Que l'on ne prenne que cet exemple : les cheminots sont en grève cette semaine, le lundi pour protester contre l'abandon du service public et l'ouverture à la concurrence, et le vendredi pour réclamer de l'embauche, comme l'on fait pendant plusieurs jours ceux de Marseille. Le moindre bon sens dicte qu'il est de l'intérêt des cheminots et des voyageurs que la SNCF embauche. Il est de l'intérêt de toute la société de diminuer le chômage, tout en améliorant un service public indispensable mais qui faute de personnel se dégrade dans les banlieues et sur des lignes secondaires. La SNCF étant encore nationalisée, le Gouvernement peut le décider. Eh bien, non, la SNCF non seulement refuse d'embaucher, mais continue à réduire les effectifs.

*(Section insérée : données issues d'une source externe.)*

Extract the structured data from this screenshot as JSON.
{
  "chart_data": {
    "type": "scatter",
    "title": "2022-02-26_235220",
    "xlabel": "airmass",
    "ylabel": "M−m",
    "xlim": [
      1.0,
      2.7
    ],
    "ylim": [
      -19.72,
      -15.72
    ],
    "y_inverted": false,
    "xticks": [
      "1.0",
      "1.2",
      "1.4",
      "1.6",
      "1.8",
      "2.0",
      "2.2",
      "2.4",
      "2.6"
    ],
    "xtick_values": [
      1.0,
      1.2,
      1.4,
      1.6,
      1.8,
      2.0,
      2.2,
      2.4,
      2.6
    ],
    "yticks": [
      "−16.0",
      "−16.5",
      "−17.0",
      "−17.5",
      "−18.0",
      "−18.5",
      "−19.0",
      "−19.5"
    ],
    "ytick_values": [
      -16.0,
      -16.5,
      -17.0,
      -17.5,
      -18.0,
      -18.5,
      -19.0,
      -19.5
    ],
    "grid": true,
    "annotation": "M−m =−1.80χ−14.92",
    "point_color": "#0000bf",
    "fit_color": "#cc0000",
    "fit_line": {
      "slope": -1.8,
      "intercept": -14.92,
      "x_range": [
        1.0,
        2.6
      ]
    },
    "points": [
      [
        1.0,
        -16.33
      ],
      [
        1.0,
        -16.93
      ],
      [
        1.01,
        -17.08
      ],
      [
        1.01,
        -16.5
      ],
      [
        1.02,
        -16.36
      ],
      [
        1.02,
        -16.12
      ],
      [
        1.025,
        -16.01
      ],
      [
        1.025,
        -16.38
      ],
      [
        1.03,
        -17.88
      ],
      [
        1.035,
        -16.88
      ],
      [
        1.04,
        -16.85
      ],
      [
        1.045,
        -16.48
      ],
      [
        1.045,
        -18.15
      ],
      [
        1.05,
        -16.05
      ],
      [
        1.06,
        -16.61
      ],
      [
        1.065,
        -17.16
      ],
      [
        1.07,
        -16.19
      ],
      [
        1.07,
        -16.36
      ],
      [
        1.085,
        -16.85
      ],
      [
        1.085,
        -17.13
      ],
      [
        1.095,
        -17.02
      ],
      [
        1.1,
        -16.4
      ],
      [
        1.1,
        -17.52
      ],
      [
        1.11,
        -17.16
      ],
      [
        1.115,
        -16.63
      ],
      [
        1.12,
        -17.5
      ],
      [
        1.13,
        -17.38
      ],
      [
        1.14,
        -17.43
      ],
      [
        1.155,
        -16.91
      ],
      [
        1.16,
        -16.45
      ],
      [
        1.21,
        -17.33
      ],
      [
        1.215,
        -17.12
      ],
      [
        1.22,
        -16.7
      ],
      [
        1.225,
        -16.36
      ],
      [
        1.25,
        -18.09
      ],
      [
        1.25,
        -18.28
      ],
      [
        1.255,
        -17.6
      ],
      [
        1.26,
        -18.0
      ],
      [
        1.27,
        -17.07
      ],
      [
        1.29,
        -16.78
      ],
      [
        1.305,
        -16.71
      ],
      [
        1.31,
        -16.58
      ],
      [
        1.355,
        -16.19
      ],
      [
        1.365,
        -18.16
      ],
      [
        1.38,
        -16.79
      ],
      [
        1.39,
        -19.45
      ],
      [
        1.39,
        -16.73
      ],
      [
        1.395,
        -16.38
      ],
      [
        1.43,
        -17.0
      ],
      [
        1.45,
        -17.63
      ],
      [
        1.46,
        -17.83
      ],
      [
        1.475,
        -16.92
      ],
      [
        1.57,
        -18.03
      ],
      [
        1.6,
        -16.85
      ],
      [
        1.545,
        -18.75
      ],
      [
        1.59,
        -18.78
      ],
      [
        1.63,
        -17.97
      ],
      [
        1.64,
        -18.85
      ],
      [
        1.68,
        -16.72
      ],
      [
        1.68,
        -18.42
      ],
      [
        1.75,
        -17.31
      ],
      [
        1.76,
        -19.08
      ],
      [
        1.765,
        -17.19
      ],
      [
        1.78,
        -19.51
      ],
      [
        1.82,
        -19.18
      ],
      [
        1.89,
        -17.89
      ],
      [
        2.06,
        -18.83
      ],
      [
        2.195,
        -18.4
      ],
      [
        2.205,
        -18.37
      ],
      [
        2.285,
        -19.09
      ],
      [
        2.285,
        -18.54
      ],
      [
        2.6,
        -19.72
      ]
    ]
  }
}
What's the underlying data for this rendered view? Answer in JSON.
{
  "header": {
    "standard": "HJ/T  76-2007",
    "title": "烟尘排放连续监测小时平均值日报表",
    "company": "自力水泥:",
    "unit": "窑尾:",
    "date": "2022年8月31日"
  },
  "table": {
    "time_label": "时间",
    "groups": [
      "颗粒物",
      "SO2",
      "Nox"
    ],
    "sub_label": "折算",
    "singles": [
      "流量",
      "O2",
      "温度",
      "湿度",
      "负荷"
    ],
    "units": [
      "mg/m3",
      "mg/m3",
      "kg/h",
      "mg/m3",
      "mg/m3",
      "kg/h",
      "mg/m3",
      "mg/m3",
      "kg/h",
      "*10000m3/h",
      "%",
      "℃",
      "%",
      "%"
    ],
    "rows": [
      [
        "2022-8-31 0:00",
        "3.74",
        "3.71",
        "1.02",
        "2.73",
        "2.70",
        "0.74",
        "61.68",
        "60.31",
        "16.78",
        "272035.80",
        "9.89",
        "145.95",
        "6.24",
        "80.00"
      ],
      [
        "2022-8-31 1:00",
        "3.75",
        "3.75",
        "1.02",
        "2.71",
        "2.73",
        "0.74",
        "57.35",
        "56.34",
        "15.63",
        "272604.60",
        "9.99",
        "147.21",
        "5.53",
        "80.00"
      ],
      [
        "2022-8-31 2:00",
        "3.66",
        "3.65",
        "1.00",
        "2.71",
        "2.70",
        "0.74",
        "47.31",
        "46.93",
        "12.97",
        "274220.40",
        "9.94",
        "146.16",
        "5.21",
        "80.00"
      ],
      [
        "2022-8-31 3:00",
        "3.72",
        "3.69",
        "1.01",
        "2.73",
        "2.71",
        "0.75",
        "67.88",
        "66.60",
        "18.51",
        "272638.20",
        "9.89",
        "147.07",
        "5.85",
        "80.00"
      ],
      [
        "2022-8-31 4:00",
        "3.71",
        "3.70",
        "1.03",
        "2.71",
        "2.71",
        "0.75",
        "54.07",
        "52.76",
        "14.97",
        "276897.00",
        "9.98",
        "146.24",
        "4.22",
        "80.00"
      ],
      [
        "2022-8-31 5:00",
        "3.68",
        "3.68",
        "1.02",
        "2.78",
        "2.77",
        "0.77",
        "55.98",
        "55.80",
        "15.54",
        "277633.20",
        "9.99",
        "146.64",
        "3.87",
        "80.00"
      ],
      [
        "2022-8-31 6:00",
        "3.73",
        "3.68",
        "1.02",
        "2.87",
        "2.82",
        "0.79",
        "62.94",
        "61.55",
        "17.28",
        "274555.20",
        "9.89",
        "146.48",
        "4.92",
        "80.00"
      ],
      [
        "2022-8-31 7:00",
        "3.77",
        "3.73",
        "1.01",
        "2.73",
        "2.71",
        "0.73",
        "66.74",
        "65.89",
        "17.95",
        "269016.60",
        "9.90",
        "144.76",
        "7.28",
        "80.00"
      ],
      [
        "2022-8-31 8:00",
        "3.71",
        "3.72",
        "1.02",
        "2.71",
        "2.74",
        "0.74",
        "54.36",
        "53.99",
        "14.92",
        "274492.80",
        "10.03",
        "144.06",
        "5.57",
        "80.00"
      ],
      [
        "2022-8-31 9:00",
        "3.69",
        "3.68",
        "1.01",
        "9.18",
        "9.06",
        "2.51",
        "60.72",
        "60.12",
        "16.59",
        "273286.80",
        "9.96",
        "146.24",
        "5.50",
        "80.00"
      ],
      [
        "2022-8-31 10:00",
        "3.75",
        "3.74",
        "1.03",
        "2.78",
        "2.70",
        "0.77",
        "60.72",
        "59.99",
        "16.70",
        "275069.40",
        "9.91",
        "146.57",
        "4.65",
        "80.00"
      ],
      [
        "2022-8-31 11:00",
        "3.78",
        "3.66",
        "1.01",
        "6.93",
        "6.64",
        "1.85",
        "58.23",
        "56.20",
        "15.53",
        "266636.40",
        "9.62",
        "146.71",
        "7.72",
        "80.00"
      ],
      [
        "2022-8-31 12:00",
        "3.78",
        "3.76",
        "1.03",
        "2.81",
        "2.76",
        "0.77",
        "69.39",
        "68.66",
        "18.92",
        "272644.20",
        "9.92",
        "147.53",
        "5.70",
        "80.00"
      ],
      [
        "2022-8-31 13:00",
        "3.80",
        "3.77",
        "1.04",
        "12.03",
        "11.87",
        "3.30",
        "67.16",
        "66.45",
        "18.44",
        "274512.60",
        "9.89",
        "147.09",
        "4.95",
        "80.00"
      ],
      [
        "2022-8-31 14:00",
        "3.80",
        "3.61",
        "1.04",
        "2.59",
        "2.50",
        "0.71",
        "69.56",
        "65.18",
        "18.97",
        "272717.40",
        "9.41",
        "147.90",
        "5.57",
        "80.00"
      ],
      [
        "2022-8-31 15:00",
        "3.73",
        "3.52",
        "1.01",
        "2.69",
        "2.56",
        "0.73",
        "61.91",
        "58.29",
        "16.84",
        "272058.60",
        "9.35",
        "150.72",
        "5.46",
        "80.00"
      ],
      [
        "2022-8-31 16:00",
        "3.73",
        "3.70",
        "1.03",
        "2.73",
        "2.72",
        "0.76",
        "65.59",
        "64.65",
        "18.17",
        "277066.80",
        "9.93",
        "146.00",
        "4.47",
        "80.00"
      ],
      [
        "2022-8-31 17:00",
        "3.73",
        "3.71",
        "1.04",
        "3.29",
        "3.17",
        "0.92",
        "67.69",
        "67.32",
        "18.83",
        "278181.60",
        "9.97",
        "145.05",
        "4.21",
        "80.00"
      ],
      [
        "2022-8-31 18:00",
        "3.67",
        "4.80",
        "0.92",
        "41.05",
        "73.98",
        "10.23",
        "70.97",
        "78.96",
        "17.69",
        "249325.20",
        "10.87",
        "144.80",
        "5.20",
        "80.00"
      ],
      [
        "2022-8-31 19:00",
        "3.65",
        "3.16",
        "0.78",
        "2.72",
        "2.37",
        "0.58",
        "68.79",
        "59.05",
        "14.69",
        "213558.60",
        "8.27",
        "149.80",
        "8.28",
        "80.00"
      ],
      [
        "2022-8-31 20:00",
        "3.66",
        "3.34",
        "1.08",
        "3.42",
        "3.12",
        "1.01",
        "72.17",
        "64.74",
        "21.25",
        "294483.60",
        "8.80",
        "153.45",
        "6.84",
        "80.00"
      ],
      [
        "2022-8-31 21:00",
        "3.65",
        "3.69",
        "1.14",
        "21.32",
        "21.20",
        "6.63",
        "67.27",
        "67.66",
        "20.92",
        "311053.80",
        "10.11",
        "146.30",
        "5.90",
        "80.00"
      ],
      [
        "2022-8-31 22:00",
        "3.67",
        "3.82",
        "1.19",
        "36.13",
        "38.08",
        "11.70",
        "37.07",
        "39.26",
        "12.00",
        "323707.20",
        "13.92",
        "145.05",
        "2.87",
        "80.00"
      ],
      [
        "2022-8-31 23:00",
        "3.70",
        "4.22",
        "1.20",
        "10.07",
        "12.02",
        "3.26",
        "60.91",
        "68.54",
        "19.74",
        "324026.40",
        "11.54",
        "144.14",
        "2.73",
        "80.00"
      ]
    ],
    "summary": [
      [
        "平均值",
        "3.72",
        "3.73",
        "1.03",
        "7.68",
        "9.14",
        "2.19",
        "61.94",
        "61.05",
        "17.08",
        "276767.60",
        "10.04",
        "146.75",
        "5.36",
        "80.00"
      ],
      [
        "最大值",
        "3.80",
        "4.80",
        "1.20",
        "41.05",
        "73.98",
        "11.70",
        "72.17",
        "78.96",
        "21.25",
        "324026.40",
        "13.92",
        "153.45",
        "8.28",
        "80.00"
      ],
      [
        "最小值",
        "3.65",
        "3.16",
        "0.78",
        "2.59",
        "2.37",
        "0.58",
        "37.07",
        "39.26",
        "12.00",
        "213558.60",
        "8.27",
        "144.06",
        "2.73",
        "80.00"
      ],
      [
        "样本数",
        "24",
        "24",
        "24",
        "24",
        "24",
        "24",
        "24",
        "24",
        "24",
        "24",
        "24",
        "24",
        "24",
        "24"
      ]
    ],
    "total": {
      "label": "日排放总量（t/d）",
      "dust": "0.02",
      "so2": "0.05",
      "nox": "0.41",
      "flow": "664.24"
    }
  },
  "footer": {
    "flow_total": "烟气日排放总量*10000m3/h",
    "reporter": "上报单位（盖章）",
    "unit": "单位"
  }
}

Et il en va de même dans tous les domaines. Un quotidien populaire a titré la semaine dernière sa première page : « Juppé en rêvait, Jospin l'a fait ». Le gouvernement de la « gauche plurielle » privatise plus encore que son prédécesseur de droite, réduit les prestations sociales des plus pauvres et augmente l'imposition des retraités pour pouvoir continuer les subventions au patronat, pour lui assurer des dégrèvements fiscaux et des baisses sur la part patronale des cotisations sociales. Il applique le plan Juppé sur la Sécurité sociale, supprime des hôpitaux et des maternités de proximité, et se prépare à substituer, au régime des retraites, des fonds de pension qui laisseront plus encore dans le dénuement sur leurs vieux jours qui ne peuvent pas verser des cotisations élevées.

Comme Juppé, Jospin prend aux plus pauvres pour donner aux plus riches. Voilà comment ils contribuent à fabriquer la misère et l'exclusion. Mais Jospin est plus efficace pour servir les riches : son étiquette de gauche lui permet de mieux désamorcer la réaction des classes populaires. Jusqu'à ce que cela explose et que les travailleurs en lutte imposent la seule « loi contre l'exclusion » qui vaille : obliger à payer ceux qui profitent de la crise et de la misère, leur enlever le droit de diriger l'économie à leur guise.